Topological susceptibility on the lattice and the three-flavour quark condensate

TL;DR

This paper reanalyzes the topological susceptibility in lattice QCD to better understand the three-flavour quark condensate, highlighting the importance of simulation conditions and providing updated quantitative estimates.

Contribution

It introduces a combined fit approach using resummed ChPT to extract the three-flavour quark condensate from lattice data, considering the effects of quark mass hierarchy and vacuum fluctuations.

Findings

The three-flavour quark condensate is approximately 243 MeV.

Simulations with equal light quark masses are more effective for disentangling condensate contributions.
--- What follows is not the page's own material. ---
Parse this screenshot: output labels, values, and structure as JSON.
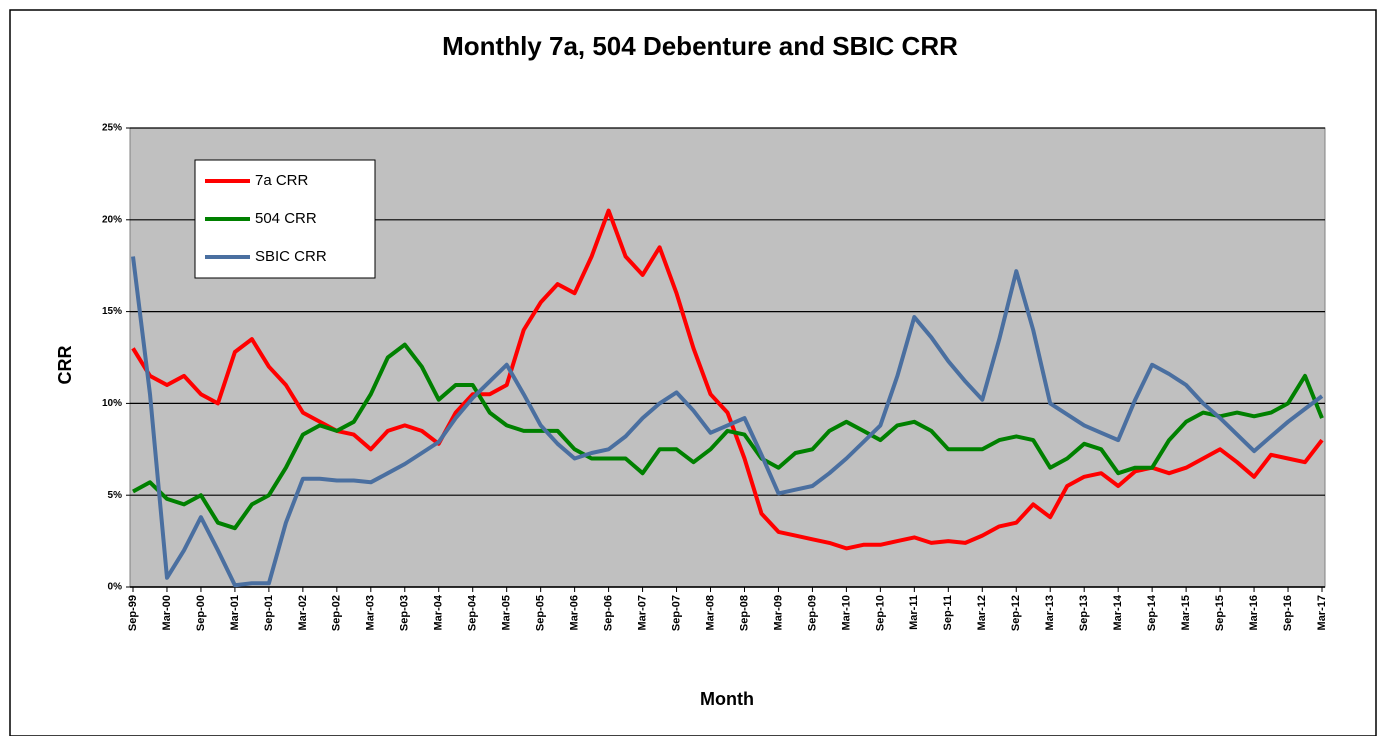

There is a significant suppression of the three-flavour condensate compared to the two-flavour case.

Abstract

We reanalyse the topological susceptibility assuming the possibility of a significant paramagnetic suppression of the three-flavour quark condensate and a correlated enhancement of vacuum fluctuations of $s\bar{s}$ pairs. Using the framework of resummed ChPT, we point out that simulations performed near the physical point, with a significant mass hierarchy between u,d and s dynamical quarks, are not able to disentangle the contributions from the quark condensate and sea $s\bar{s}$-pair fluctuations, and that simulations with three light quark masses of the same order are better suited for this purpose. We perform a combined fit of recent RBC/UKQCD data on pseudoscalar masses and decay constants as well as the topological susceptibility, and we reconsider the determination of lattice spacings in our framework, working out the consequences on the parameters of the chiral Lagrangian. We obtain Sigma(3;2 GeV)^1/3=243 \pm 12 MeV for the three-flavour quark condensate in the chiral limit. We notice a significant suppression compared to the two-flavour quark condensate Sigma(2;2 GeV)/Sigma(3;2 GeV)=1.51\pm 0.11 and we confirm previous findings of a competition between leading order and next-to-leading order contributions in three-flavour chiral series.